Hello Forum,

A humble request for advice with some context:

I have a home studio with midi keyboard, Native Instruments Maschine, and a bunch of guitars. I also bought a couple of behringer synths to try and figure out why people prefer physical synth hardware to the DAW life. (It turns out they are both excellent approaches for me).

As a hobbyist, I really enjoy the speed of being able to experiment with software synths in my music and now use my midi keyboard to play analog synths. Now for Eurorack...I would like to buy secondhand gear to augment what I can do with Maschine, Kontakt, Logic, and (a very little so far) ableton. I have done a ton of research and am now asking for feedback...**If I want to augment native instruments software suite and record into my computer, is the following sufficient to generate musical, interesting stuff?

ModularGrid Rack

Thanks all for any insights you can provide.

P.


Hi,
welcome! I'll start by asking: are the two hermods a mistake, or were you planning to put both in your rack?
Secondly: do you plan to use eurorack on its own, or in conjunction with your other gear? If so, I think hermod is unnecessary if you plan to use it as a simple midi to cv converter. It is an extremely powerful sequencer, but it's overkill if you only plan to use it for conversion for sequences coming from live/other external devices.
Lastly: do you also have an outboard mixer, or other gear of some sort that you can connect your modular to and bring it into your daw (that also accepts modular level)? If not, I think an output module is also needed.

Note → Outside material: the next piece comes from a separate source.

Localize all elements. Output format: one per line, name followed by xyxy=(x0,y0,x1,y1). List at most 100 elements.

What you have shown here is absolutely enough to begin your journey. What is and is not interesting is extremely subjective, especially in modular land. Personally, I would add another simple basic analog oscillator, and some more hands on modulation/random. A turing machine and/or the simplest step sequencer you can find. For me, especially in modular land, interesting is very often closely related to unexpected. That's when modular is not a collection of modules, but becomes an instrument in the more traditional sense of the term: something that you have a conversation with, and it has to be able to talk back and not just execute instructions.